On appeal from summary judgment, this court asks two questions:  (1) whether there are any genuine issues of material fact, and (2) whether the district court erred in applying the law.  State by Cooper v. French, 460 N.W.2d 2, 4 (Minn. 1990).  “A defendant is entitled to summary judgment as a matter of law when the record reflects a complete lack of proof of an essential element of the plaintiff’s claim.”  Lubbers v. Anderson, 539 N.W.2d 398, 401 (Minn. 1995).

Appellant argues that the district court erred in granting summary judgment on its claim that respondent Jay Bambery interfered with appellant’s prospective business relations.  We disagree.

A cause of action for interference with prospective business relations arises when one intentionally and improperly interferes with another’s business relations by either “‘(a) inducing or otherwise causing a third person not to enter into or continue the prospective relation or (b) preventing the other from acquiring or continuing the prospective relation.’”  United Wild Rice, Inc. v. Nelson, 313 N.W.2d 628, 633 (Minn. 1982) (quoting Restatement (Second) of Torts § 766B (1979)).

            Appellant alleged that Bambery intentionally interfered with its prospective business relations by (1) sending two letters to the City of Duluth; (2) encouraging the Minnesota Indian Gaming Association to end its relationship with appellant; and (3) promulgating a rumor that appellant was being forced out of a national council for ethical reasons.

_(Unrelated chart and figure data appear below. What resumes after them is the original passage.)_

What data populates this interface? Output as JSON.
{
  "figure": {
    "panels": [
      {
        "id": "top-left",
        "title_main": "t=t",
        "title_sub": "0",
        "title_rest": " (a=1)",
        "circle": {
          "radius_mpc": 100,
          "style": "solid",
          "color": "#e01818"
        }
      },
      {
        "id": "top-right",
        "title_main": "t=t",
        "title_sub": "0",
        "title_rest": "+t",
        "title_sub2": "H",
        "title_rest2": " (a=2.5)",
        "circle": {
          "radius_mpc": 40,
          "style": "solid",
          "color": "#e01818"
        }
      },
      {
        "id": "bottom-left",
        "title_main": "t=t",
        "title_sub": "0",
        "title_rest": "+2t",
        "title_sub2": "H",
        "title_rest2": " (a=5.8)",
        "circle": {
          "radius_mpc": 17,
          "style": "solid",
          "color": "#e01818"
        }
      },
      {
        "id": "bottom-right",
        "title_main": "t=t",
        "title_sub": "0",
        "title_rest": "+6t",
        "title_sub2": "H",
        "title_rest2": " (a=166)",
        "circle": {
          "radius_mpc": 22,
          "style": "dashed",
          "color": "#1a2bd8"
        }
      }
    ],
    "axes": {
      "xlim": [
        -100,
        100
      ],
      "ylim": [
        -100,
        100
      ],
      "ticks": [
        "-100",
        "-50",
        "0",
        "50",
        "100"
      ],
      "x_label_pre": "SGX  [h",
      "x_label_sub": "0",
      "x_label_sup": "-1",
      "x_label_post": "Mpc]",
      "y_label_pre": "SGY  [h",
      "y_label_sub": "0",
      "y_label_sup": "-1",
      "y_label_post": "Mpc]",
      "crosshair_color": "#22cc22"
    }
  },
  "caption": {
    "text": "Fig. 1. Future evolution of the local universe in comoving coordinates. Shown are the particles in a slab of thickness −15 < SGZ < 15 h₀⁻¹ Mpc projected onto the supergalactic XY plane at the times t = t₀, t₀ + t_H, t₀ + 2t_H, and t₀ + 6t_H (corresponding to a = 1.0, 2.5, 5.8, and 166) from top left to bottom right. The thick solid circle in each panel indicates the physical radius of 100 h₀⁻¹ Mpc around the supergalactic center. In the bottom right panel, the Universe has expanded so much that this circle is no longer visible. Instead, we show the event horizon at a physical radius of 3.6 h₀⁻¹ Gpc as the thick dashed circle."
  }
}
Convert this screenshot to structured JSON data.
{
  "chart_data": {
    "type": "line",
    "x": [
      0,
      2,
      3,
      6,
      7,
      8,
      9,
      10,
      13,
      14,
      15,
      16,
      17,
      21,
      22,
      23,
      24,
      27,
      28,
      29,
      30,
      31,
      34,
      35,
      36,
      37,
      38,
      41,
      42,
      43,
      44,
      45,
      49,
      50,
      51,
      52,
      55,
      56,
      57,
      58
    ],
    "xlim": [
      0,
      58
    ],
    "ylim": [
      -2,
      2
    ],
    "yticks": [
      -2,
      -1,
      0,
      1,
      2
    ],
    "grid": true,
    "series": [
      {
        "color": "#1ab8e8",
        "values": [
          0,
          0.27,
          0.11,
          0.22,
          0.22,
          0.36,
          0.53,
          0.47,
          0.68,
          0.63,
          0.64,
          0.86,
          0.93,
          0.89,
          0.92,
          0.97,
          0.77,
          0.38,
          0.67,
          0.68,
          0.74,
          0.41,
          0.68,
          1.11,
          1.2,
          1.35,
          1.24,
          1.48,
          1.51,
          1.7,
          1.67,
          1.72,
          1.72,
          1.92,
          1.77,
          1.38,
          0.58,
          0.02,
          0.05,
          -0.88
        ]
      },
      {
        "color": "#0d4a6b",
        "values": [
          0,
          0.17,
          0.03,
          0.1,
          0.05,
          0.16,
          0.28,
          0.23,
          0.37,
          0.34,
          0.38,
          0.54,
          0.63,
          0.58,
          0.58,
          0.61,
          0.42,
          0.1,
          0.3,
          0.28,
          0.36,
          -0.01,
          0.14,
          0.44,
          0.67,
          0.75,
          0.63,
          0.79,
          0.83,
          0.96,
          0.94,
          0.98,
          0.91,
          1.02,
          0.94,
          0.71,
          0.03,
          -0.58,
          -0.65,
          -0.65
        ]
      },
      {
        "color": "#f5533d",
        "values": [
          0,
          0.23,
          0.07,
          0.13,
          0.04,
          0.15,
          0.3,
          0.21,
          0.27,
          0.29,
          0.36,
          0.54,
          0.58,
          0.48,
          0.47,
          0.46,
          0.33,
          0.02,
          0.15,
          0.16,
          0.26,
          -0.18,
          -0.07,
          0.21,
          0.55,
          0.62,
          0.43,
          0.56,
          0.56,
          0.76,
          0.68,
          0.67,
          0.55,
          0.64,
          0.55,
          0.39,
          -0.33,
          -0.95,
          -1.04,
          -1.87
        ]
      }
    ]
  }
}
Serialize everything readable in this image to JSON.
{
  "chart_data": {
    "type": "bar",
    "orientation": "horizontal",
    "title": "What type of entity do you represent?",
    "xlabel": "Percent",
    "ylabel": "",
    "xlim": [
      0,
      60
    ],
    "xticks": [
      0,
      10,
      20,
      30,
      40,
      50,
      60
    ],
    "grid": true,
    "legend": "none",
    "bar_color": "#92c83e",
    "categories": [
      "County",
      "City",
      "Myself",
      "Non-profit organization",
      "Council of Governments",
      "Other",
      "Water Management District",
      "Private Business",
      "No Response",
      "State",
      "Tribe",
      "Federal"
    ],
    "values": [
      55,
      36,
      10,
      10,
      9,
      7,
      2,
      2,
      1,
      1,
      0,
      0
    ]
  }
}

Appellant failed to establish that Bambery’s letters to the City of Duluth were improper because appellant did not present any evidence that the letters were not within Bambery’s job duties, that Bambery had an improper motive, or that Bambery otherwise engaged in improper conduct.  In fact, Bambery’s supervisor stated that she considered the letters to be proper and “well within” the scope of Bambery’s job duties.  The text of the letters indicates that Bambery merely urged that Duluth give “additional consideration” to how its funds would be spent and that Duluth consider funding other organizations in addition to appellant.  Thus, the district court properly concluded that appellant had not met its burden of demonstrating Bambery’s conduct was improper.  See R.A., Inc. v. Anheuser-Busch, Inc., 556 N.W.2d 567, 571 (Minn. App. 1996) (concluding that, as a matter of law, the plaintiff had not established the alleged interference was improper), review denied (Minn. Jan. 29, 1997).

Appellant alleged that the Minnesota Indian Gaming Association ended its relationship with appellant because of Bambery but presented no evidence to support this speculation.  In fact, the director for appellant stated that she had “no evidence” that Bambery was involved.  Thus, this allegation does not meet appellant’s burden of demonstrating that the interference was caused by respondent.  See Hunt v. University of Minn., 465 N.W.2d 88, 96 (Minn. App. 1991) (stating that the plaintiff in an interference case bears the burden of proving that the interference was caused by the defendant).

Finally, appellant’s allegation that Bambery promulgated a rumor that appellant was being forced out of a national council for ethical reasons is also insufficient to withstand summary judgment because the only evidence presented by appellant connecting Bambery to the rumors was multiple hearsay.  See Hopkins by LaFontaine v. Empire Fire & Marine Ins. Co., 474 N.W.2d 209, 212 (Minn. App. 1991) (stating that evidence offered to defeat a summary judgment motion must be evidence that would be admissible at trial).


*  Retired judge of the Minnesota Court of Appeals, serving by appointment pursuant to Minn. Const. art. VI, § 10.